I would advise against having a child into a contentious, disrespectful relationship. I know because I did it twice, and its created a huge hill for me to climb to rebrand myself.

I know the feeling of being trapped too, I'm sure many of us here have felt it. There's no easy way to deal with this feeling. I've developed a conviction that I owe my children my presence and commitment, and I want to raise them. Now, I feel less trapped because I'm owning my decision to stay in the marriage. My wife can act poorly, but its still my decision to stay in the marriage, and I have a purpose for doung so.

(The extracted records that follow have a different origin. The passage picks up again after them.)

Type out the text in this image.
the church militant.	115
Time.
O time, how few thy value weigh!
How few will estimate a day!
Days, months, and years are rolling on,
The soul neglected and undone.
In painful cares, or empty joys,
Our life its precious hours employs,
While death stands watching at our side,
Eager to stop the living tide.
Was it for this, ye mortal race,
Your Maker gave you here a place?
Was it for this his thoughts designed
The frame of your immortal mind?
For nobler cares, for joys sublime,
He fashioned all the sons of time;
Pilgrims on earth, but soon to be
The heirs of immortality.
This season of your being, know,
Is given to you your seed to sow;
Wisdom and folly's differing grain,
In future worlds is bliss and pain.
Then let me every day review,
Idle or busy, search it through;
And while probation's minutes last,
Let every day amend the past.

[–]IBeMadToo0 points1 point  (0 children) | Copy

Supplement info, although it sure feels that way we're not really married, in our country when you live together you are technically called wife and husband and I started calling her my wife as sort of a joke when we had our daughter.

So you aren't married? How can you divorce then? Just walk away but take care of your child if you aren't happy?